Fedora, CentOS, or Red Hat

This section describes the steps needed to set up a single-node Citus cluster on your own Linux machine from RPM packages.

1. Install PostgreSQL 9.5 and the Citus extension

Locate the PostgreSQL 9.5 YUM repository for your Linux distribution in this list. Copy its URL and add the repository:

# add repository from URL you previously copied
sudo yum install -y <repository-url>

# install Citus extension
sudo yum install -y citus_95

2. Initialize the Cluster

Citus has two kinds of components, the master and the workers. The master coordinates queries and maintains metadata on where in the cluster each row of data is. The workers hold your data and respond to queries.

Let’s create directories for those nodes to store their data. For convenience in using PostgreSQL Unix domain socket connections we’ll use the postgres user.

# this user has access to sockets in /var/run/postgresql
sudo su - postgres

# include path to postgres binaries
export PATH=$PATH:/usr/pgsql-9.5/bin

cd ~
mkdir -p citus/master citus/worker1 citus/worker2

# create three normal postgres instances
initdb -D citus/master
initdb -D citus/worker1
initdb -D citus/worker2

The master needs to know where it can find the workers. To tell it you can run:

echo "localhost 9701" >> citus/master/pg_worker_list.conf
echo "localhost 9702" >> citus/master/pg_worker_list.conf

We will configure the PostgreSQL instances to use ports 9700 (for the master) and 9701, 9702 (for the workers). We assume those ports are available on your machine. Feel free to use different ports if they are in use.

Citus is a Postgres extension, to tell Postgres to use this extension you’ll need to add it to a configuration variable called shared_preload_libraries:

echo "shared_preload_libraries = 'citus'" >> citus/master/postgresql.conf
echo "shared_preload_libraries = 'citus'" >> citus/worker1/postgresql.conf
echo "shared_preload_libraries = 'citus'" >> citus/worker2/postgresql.conf

3. Start the master and workers

Let’s start the databases:

pg_ctl -D citus/master -o "-p 9700" -l master_logfile start
pg_ctl -D citus/worker1 -o "-p 9701" -l worker1_logfile start
pg_ctl -D citus/worker2 -o "-p 9702" -l worker2_logfile start

Above you added Citus to shared_preload_libraries. That lets it hook into some deep parts of Postgres, swapping out the query planner and executor. Here, we load the user-facing side of Citus (such as the functions you’ll soon call):

psql -p 9700 -c "CREATE EXTENSION citus;"
psql -p 9701 -c "CREATE EXTENSION citus;"
psql -p 9702 -c "CREATE EXTENSION citus;"
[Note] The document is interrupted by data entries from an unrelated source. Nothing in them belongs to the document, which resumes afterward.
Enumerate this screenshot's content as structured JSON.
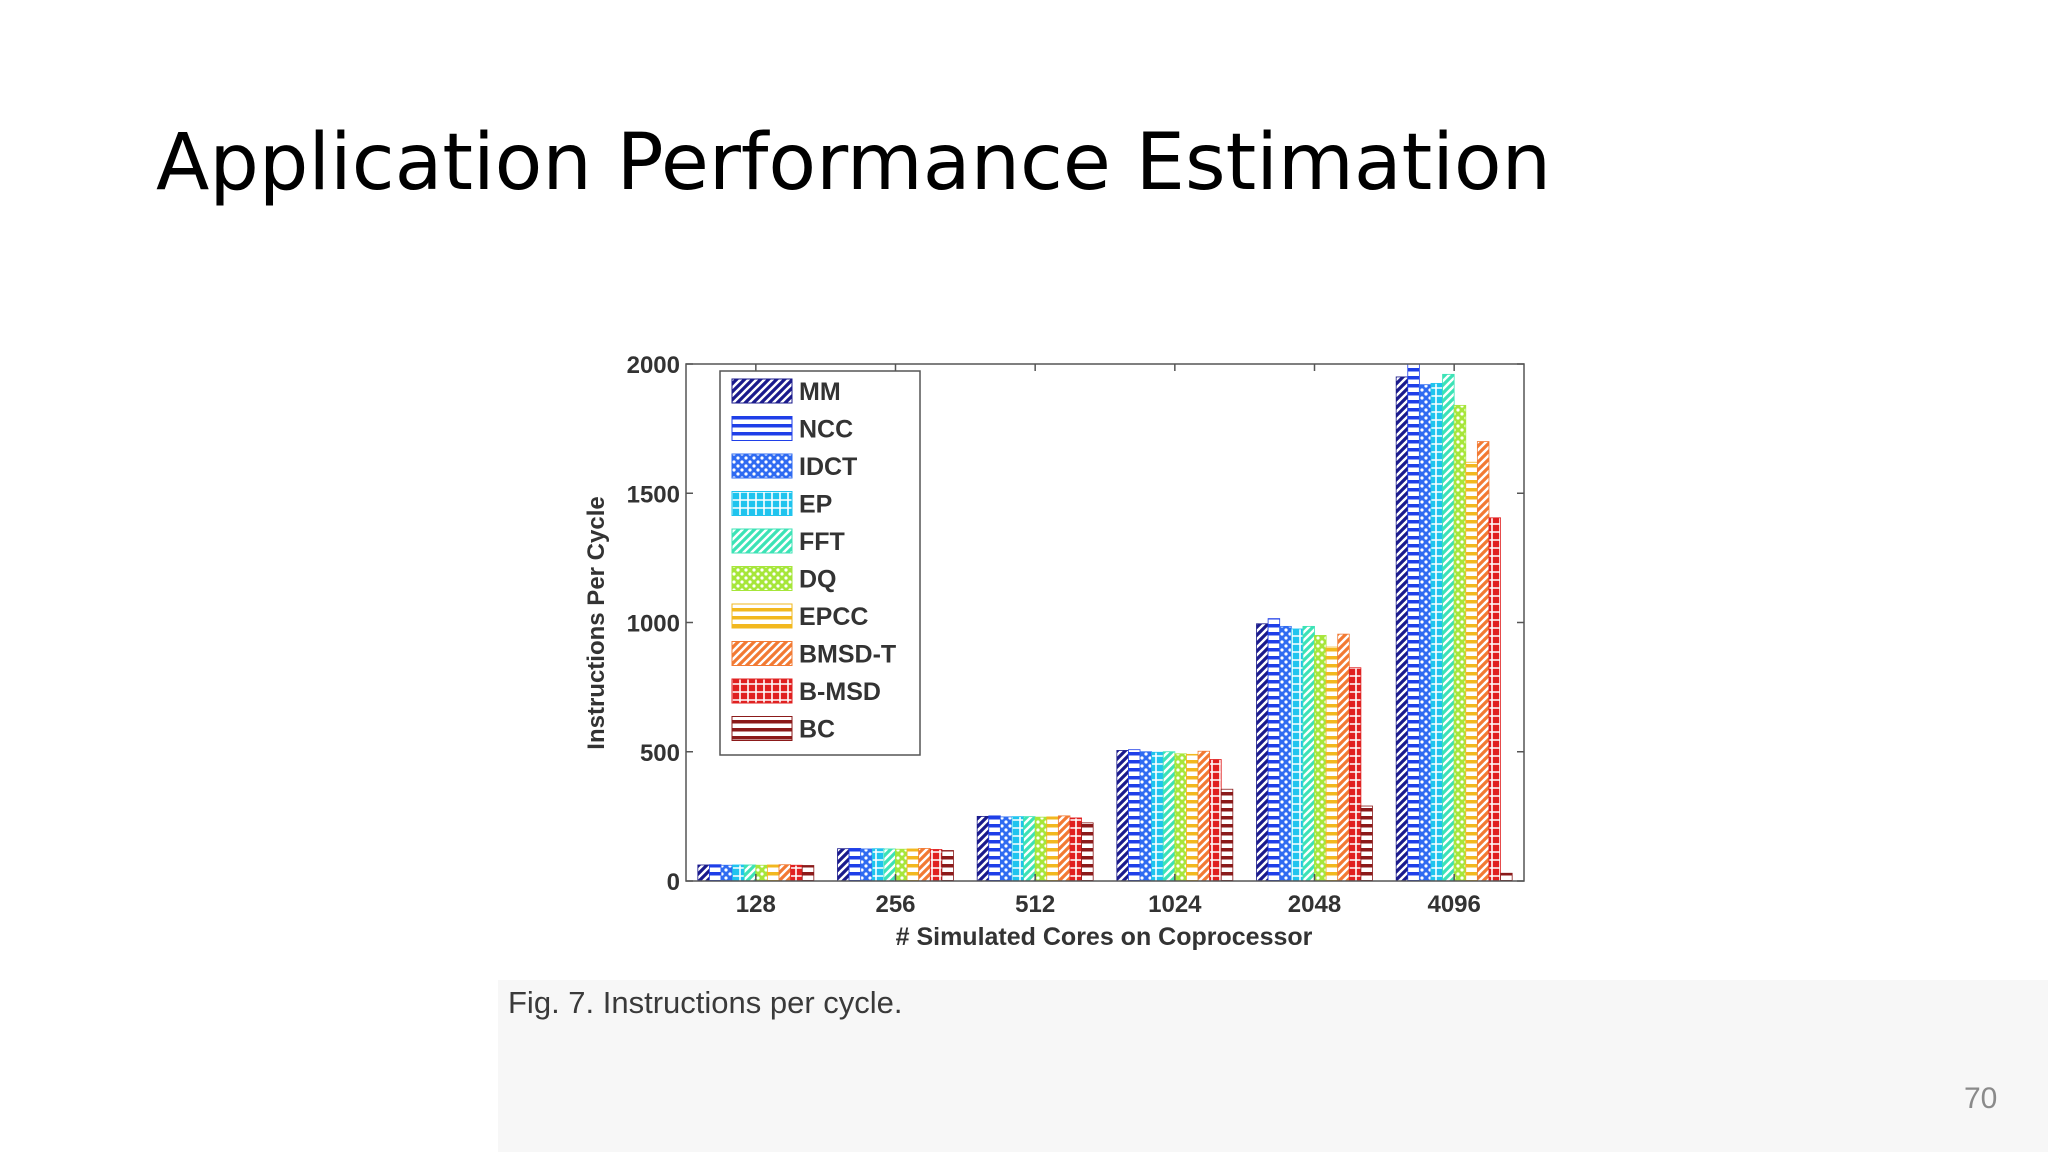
{
  "slide": {
    "title": "Application Performance Estimation",
    "caption": "Fig. 7. Instructions per cycle.",
    "page_number": "70"
  },
  "chart_data": {
    "type": "bar",
    "title": "",
    "xlabel": "# Simulated Cores on Coprocessor",
    "ylabel": "Instructions Per Cycle",
    "ylim": [
      0,
      2000
    ],
    "yticks": [
      0,
      500,
      1000,
      1500,
      2000
    ],
    "grid": false,
    "legend_position": "top-left",
    "categories": [
      "128",
      "256",
      "512",
      "1024",
      "2048",
      "4096"
    ],
    "series": [
      {
        "name": "MM",
        "color": "#1a1a8c",
        "pattern": "diag",
        "values": [
          62,
          125,
          250,
          505,
          995,
          1950
        ]
      },
      {
        "name": "NCC",
        "color": "#1f3fe8",
        "pattern": "hstripe",
        "values": [
          63,
          126,
          252,
          508,
          1015,
          2000
        ]
      },
      {
        "name": "IDCT",
        "color": "#2f6bf2",
        "pattern": "dots",
        "values": [
          61,
          124,
          248,
          500,
          985,
          1920
        ]
      },
      {
        "name": "EP",
        "color": "#1fc4ee",
        "pattern": "grid",
        "values": [
          62,
          125,
          249,
          498,
          975,
          1925
        ]
      },
      {
        "name": "FFT",
        "color": "#3ce3b6",
        "pattern": "diag",
        "values": [
          62,
          124,
          249,
          500,
          985,
          1960
        ]
      },
      {
        "name": "DQ",
        "color": "#a6e63a",
        "pattern": "dots",
        "values": [
          61,
          123,
          247,
          492,
          950,
          1840
        ]
      },
      {
        "name": "EPCC",
        "color": "#f2b81f",
        "pattern": "hstripe",
        "values": [
          62,
          124,
          248,
          490,
          905,
          1620
        ]
      },
      {
        "name": "BMSD-T",
        "color": "#f27a33",
        "pattern": "diag",
        "values": [
          63,
          126,
          252,
          502,
          955,
          1700
        ]
      },
      {
        "name": "B-MSD",
        "color": "#e02020",
        "pattern": "grid",
        "values": [
          61,
          122,
          244,
          470,
          825,
          1405
        ]
      },
      {
        "name": "BC",
        "color": "#8b1a1a",
        "pattern": "hstripe",
        "values": [
          60,
          118,
          225,
          355,
          290,
          30
        ]
      }
    ]
  }
}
4. Verify that installation has succeeded

To verify that the installation has succeeded we check that the master node has picked up the desired worker configuration. First start the psql shell on the master node:

psql -p 9700 -c "select * from master_get_active_worker_nodes();"

You should see a row for each worker node including the node name and port.